Alas, Teacher’s days were numbered. As he grew older and feebler, he sought someone who would be Teacher when his body expired and his spirit departed. He issued a decree requesting a gathering of young men with a thirst for truth. Out of those assembled, he chose three: Anwyl, Briant, and Eoin. 

Teacher’s gnarled finger pointed to the Tree of Light that grew in his garden. In a voice trembling with age, he said, “This tree grows special fruit: love, joy, peace, patience, kindness, goodness, faithfulness, gentleness, and self-control. You shall each journey for one year and seek to experience these fruits in ways others may overlook. From your reports, one will be chosen to become Teacher when I am gone.”

Eoin was the youngest, smallest in frame, and least handsome. He thought he was the least likely to be chosen, for Anwyl and Briant were stronger and magnificent to look upon.

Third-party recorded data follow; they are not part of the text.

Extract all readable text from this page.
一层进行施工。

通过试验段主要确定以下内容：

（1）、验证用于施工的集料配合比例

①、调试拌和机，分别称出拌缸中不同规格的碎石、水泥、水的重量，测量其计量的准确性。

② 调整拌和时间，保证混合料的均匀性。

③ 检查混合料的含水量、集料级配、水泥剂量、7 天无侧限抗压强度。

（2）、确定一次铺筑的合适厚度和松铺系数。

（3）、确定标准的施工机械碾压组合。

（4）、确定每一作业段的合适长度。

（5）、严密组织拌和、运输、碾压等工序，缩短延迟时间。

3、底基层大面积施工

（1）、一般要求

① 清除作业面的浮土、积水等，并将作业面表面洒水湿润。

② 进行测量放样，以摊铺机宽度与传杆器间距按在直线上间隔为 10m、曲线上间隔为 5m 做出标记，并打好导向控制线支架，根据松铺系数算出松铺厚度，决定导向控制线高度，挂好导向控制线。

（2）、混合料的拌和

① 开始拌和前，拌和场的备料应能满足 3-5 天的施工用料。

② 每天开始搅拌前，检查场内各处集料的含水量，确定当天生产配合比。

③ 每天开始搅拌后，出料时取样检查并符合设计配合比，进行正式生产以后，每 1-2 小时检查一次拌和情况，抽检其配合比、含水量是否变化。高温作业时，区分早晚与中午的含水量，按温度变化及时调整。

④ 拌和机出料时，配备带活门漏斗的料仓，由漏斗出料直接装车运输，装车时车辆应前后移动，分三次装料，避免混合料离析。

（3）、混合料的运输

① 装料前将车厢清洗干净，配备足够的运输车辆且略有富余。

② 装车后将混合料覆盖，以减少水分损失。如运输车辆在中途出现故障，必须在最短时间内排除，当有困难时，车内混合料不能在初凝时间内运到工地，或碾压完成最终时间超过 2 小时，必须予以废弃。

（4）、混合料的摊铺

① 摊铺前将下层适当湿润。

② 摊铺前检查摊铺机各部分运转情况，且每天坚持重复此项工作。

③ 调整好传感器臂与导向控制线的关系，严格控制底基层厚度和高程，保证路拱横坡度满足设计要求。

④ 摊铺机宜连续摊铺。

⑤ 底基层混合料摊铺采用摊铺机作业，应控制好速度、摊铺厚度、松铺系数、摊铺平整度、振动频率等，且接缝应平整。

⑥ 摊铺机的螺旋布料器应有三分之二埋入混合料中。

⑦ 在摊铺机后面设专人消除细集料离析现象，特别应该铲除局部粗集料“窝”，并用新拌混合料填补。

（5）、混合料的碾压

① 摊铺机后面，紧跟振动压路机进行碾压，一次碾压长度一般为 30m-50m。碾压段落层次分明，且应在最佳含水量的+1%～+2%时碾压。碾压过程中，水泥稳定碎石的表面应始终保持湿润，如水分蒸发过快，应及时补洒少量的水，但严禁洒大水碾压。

The three departed in separate directions. When the year ended, the countryside gathered to hear the mighty reports of the three. Who would become the next Teacher?

Both Anwyl and Briant spoke with eloquence and authority, expounding on profound and powerful experiences with all nine fruits. Their insights were keen and deeply theological. As each finished, the crowd gasped and murmured in awe. 

Anxiety welled within Eoin. His report wasn’t brilliant like theirs. Clearing his throat, he began to speak. 

“My first awareness was of faithfulness. Dog and Horse were my companions on the journey. Dog was a loyal friend, even to defending me against a poisonous snake. Dog brought comfort when I was lonely and discouraged. Horse faithfully carried me through good and bad weather, even though I often lacked enough food and water to sustain the three of us. Each day the sun faithfully rose and set, and the moon and stars appeared each night.”

“Goodness and kindness was shown by the many people who offered food and lodging to me, a weary stranger. They did it with no expectation of being repaid. I could not have made it without their help.”

“Joy surrounded me every day in the beauty of nature, and in the comfort of family and friends. Joy is a choice we make to concentrate on our blessings and not the negative things.”

“Peace comes from having a clear conscience. And when we’ve done wrong, peace comes from the assurance that God forgives if we only ask. Peace is the belief God is in control.”

Eoin looked at Teacher and saw affirmation in his eyes. He continued then with boldness. “I saw patience in a baby learning to walk. The baby tries again and again after each fall. Patience is a mother teaching her daughter the necessities for womanhood. Patience is a father teaching his son the skills he needs to become a man.”

“Gentleness is in the touch of those who care for one another. Gentleness is the breeze that cools us on a summer day. Gentleness is a mother’s kiss on a fevered brow. Gentleness is in the compassionate care of the feeble, infirmed, and elderly.”

“Self-control is the ability to behave wisely when we’re angry or have been wronged. Self-control keeps us from being greedy. Self-control gives us strength to overcome temptation.” 

The flow of Eoin’s words stopped and he surveyed the crowd. He saw the light of understanding reflected in their eyes. Smiles spread across their faces. A few applauded. Then the crowd went wild with their applause. Eoin turned to face Teacher and saw disappointment in his eyes. 

Teacher raised his hand to silence the crowd. Anwyl and Briant smirked at Eoin as Teacher walked to him and placed a hand on his shoulder. A hush fell over the gathering. 

“Eoin, my young seeker. The beauty of your discovery is incomplete. Have you forgotten about love?” 

Ecstasy swelled in Eoin’s chest. “Teacher, the greatest revelation on my journey was love. If our hearts are filled with love, the other eight fruits will freely flow. When motivated by love, the other fruits will be pure and genuine. We must seek love first. It is the noblest truth.”

Tears filled Teacher’s eyes. To the crowd, he said, “Eoin has done well. His name shall be Teacher.”